Dijkwacht in het holst van de nacht
Zo’n tien keer per jaar werd de ploeg opgeroepen voor een dijkwacht, vaak bij springtij en zware noordwesterstorm. Dan werd de dijk nauwlettend in de gaten gehouden, tot de storm voorbij was. Van Liere vertelt: ‘We deden onze eigen peilingen en hadden een lijntje met de Stormvloedwaarschuwingsdienst van het KNMI. Het KNMI belde als er zware storm op komst was, vaak ‘s nachts. Het was mijn taak om de kantonniers op te roepen. In het begin had nog niet iedereen een telefoon, dus ging ik – bij nacht en ontij – bijvoorbeeld naar Colijnsplaat om bij de eerste kantonnier op het raam te kloppen. Als hij eenmaal wakker was, trommelde hij de rest op. Vaak kwamen ze gewoon op de fiets naar het Dijkhuisje – terwijl je bij zo’n storm niet eens op de kruin van de dijk kon staan zonder eraf te waaien.’
Het Dijkhuisje had een telefoon, maar geen stroom. ‘Wij waren eraan gewend. We hadden petroleumlantaarns die je op kon pompen, die gaven goed licht. Maar ik weet nog dat er een keer een televisieploeg kwam om ’s nachts een reportage te maken van een dijkwacht. Ze waren al aan de late kant, we wilden net weer weggaan. Ze wilden het toch graag door laten gaan en installeerden al hun spullen. Toen alles eindelijk geïnstalleerd was, vroegen ze: “En waar is het stopcontact?” Tja, die gingen dus onverrichter zake naar huis.’

Dijkverzwaring in twee etappes
Oorspronkelijk zou de Oosterscheldekering een gesloten dam worden, net als de Grevelingen. Het werd politiek gezien een heet hangijzer. In de jaren ’70 werd een gewijzigd voorstel aangenomen waardoor de Oosterschelde in open verbinding met de Noordzee zou blijven. De bouw van de kering vertraagde en werd uiteindelijk pas in 1986 voltooid. Men vreesde voor de oude zeedijken van voor 1953 – zouden die het wel houden als het tij nog langer vrij spel zou hebben? Van Liere: ‘Het is ook echt wel eens spannend geweest. Na een zware storm vonden we af en toe het vloedmerk aan de binnenkant van de dijk: het water was dus over de dijk geslagen.’

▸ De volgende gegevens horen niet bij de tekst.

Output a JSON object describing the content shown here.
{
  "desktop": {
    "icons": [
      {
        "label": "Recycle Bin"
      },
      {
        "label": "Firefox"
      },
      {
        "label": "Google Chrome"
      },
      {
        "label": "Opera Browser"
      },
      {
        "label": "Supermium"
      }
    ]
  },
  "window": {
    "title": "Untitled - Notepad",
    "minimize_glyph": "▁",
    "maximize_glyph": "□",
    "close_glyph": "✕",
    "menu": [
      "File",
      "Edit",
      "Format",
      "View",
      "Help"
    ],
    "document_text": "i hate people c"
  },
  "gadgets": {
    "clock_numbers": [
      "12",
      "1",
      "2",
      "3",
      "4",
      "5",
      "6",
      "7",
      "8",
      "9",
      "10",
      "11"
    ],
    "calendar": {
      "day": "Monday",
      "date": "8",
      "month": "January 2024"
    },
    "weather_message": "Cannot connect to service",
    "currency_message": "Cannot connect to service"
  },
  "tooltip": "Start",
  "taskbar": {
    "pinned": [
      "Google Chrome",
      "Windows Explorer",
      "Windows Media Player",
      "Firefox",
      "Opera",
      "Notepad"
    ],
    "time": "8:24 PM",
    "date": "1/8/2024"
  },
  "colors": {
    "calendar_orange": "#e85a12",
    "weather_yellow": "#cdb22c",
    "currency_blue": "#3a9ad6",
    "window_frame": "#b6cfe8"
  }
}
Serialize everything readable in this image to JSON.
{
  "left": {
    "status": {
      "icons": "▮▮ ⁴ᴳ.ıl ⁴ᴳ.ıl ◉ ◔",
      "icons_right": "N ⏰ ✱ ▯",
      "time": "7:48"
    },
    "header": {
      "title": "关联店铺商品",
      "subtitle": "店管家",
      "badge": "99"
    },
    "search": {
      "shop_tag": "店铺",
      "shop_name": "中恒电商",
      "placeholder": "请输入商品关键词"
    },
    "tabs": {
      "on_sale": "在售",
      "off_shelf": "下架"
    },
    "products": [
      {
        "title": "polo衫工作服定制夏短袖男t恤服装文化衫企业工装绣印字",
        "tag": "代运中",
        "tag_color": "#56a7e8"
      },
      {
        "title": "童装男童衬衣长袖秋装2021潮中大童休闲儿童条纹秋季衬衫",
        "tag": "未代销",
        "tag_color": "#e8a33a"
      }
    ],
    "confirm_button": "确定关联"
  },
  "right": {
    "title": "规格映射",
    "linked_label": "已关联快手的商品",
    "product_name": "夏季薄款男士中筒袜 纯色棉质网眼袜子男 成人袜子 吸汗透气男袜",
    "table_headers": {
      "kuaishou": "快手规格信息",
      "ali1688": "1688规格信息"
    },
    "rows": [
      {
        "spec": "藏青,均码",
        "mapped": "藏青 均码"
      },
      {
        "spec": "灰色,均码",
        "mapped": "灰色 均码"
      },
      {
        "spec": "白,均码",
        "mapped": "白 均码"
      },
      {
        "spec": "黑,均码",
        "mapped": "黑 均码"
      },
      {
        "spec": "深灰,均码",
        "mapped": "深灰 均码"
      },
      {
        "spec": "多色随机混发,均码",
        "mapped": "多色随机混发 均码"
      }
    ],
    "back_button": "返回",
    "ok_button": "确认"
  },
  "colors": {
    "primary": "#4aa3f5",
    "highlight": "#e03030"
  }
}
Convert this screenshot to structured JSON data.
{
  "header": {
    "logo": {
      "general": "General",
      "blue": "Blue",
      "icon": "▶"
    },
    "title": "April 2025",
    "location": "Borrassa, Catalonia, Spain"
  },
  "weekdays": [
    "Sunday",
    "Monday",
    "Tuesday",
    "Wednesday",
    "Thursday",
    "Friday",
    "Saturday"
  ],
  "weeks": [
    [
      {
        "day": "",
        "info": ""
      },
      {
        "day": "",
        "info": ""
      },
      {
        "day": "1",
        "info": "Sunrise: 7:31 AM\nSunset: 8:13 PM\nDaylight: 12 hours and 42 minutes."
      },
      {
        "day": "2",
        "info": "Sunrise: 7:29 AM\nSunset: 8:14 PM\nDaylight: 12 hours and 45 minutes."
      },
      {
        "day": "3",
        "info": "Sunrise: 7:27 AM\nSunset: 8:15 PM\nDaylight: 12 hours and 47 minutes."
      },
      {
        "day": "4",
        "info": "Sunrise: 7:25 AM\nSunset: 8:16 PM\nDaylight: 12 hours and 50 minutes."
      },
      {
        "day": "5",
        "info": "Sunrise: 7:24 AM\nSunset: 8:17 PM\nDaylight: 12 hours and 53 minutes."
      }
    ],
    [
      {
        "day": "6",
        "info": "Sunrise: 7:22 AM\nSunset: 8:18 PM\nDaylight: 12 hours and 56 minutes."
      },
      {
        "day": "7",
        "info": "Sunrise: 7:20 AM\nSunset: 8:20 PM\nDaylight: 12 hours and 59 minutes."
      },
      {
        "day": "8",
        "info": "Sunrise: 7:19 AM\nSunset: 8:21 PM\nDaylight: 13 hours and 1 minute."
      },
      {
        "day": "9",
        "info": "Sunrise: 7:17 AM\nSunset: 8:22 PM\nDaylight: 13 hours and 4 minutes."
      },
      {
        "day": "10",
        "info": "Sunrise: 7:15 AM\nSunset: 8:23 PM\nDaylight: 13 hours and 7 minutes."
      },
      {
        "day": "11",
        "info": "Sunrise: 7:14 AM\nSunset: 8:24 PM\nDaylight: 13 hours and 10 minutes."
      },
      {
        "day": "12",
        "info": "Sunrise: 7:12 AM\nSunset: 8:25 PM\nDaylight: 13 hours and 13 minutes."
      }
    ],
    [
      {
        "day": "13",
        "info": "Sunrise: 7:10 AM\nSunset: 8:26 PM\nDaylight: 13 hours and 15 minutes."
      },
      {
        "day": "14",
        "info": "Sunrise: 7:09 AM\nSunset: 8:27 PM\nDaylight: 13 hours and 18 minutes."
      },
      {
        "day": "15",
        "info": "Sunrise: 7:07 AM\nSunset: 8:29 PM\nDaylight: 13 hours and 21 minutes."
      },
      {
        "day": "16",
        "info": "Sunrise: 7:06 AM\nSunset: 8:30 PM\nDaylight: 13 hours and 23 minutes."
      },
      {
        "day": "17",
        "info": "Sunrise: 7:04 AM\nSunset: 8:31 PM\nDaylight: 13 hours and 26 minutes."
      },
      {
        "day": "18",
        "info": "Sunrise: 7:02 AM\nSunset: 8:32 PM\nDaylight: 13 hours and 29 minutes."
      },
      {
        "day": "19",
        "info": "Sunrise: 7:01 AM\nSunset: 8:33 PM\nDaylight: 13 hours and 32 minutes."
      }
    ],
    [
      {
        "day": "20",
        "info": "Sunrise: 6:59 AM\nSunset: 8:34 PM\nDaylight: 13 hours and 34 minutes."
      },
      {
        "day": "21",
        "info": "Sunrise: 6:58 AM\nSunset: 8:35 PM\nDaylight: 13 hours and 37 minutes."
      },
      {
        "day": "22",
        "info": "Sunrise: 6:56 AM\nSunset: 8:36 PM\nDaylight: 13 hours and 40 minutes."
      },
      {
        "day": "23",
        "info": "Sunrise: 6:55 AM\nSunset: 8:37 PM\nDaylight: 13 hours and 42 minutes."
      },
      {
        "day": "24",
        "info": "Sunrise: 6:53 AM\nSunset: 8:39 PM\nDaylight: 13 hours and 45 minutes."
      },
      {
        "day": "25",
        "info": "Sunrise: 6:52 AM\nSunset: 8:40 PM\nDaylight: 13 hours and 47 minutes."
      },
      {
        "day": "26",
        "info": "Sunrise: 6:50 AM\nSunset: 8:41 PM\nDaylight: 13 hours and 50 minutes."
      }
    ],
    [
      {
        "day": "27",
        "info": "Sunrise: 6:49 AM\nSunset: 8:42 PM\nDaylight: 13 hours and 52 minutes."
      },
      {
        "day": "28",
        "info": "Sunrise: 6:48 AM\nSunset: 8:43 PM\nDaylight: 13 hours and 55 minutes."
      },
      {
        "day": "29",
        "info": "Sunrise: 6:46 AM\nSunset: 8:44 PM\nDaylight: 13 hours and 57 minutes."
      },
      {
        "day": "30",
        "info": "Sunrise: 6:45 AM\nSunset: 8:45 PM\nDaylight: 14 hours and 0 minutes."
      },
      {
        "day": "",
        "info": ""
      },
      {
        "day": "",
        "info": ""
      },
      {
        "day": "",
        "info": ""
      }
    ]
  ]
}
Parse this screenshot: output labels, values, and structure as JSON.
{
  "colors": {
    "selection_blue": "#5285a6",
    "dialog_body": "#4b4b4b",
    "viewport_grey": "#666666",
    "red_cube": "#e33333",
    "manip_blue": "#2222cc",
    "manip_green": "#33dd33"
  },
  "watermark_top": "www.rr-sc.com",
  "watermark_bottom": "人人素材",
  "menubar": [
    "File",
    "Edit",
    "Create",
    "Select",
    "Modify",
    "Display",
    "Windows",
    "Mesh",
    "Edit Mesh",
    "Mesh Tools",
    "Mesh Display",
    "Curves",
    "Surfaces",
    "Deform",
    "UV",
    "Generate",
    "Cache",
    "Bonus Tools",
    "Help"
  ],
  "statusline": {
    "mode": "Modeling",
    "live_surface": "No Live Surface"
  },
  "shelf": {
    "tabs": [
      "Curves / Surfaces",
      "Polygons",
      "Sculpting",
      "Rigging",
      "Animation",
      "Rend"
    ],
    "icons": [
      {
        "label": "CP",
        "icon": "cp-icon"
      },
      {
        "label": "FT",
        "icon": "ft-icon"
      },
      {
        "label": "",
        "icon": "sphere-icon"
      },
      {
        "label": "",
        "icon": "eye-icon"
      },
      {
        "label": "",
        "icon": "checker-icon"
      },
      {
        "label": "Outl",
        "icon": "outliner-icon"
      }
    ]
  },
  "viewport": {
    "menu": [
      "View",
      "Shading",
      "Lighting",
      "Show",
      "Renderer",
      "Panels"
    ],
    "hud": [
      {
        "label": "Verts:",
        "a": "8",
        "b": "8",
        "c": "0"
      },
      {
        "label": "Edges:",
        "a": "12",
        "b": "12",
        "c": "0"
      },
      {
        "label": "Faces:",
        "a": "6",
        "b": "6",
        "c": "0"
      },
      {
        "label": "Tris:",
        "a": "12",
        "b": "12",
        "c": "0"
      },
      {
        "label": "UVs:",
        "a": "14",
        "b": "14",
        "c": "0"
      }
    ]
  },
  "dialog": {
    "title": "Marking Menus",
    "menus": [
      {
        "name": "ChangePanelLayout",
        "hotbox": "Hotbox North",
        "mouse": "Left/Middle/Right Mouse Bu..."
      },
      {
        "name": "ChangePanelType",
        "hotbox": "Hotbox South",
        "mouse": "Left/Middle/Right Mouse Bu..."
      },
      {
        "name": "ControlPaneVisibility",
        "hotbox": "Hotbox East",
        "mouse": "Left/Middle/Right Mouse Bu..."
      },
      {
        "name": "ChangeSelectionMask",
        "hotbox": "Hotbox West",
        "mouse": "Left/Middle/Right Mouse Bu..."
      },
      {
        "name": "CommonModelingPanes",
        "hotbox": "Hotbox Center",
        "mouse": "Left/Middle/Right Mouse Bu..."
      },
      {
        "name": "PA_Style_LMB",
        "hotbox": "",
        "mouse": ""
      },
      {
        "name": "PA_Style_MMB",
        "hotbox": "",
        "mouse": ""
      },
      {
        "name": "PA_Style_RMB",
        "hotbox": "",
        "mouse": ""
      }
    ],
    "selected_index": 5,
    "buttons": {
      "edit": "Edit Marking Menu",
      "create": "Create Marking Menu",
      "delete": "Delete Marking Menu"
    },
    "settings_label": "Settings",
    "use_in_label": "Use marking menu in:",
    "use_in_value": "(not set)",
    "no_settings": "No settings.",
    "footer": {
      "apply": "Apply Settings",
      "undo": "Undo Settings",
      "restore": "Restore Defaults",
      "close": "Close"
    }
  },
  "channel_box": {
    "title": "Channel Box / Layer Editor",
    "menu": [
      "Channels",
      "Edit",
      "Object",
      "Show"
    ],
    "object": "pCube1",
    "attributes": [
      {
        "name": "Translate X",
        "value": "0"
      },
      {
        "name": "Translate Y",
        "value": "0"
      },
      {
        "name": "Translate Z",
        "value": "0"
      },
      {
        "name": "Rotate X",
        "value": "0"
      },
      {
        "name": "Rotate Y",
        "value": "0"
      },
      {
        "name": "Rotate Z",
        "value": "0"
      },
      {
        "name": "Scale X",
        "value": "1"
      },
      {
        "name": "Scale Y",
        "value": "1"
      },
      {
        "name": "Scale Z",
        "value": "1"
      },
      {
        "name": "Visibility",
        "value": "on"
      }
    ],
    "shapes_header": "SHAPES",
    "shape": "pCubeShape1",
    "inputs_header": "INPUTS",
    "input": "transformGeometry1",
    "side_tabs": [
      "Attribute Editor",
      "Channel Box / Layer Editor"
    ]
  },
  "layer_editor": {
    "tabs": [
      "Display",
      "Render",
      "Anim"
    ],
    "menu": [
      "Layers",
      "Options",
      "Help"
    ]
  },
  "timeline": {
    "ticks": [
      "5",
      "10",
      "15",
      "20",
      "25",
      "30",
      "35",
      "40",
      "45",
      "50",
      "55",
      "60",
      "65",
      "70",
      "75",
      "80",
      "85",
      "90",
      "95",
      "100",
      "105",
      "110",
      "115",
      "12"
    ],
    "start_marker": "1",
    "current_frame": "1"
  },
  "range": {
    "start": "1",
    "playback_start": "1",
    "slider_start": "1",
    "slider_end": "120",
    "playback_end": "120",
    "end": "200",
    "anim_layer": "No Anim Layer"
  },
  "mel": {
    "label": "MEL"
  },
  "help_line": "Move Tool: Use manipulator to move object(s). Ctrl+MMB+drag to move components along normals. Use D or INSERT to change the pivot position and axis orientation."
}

Om droge voeten te houden werd de dijk in 1980 verhoogd. Een deel van de achterliggende polder werd daartoe in beslag genomen en ook de keet van de kantonniers moest wijken. De historische Muraltmuurtjes – ooit bedoeld om het land te beschermen – verdwenen onder een laag zand en klei. Het Dijkhuisje bleef staan en ‘verplaatste’ daardoor van de kruin van de dijk naar de huidige locatie: midden in de dijk. Later werd de glooiing van de dijk – ook niet stevig genoeg – nog eens aangepakt. Dijkwerkers van Rijkswaterstaat en het waterschap werkten daar eensgezind aan mee.

In 1986, toen de Oosterscheldekering in gebruik werd genomen, stopte de bedrijvigheid in het Dijkhuisje. Van Liere bleef tot na zijn pensioen in 2004 betrokken bij de dijken van Noord-Beveland – in 2010 zette hij pas echt een punt achter tientallen jaren werk. Decennia waar ongelofelijk veel veranderd is: van peilbootjes, handmatig dijken repareren en kantonniers zonder vaste telefoon, naar de digitale tijd vol mechanisatie met een minimale buitenwacht. En toch blijft ook in deze tijd een vraagstuk als waterveiligheid minstens zo actueel als 50 jaar geleden.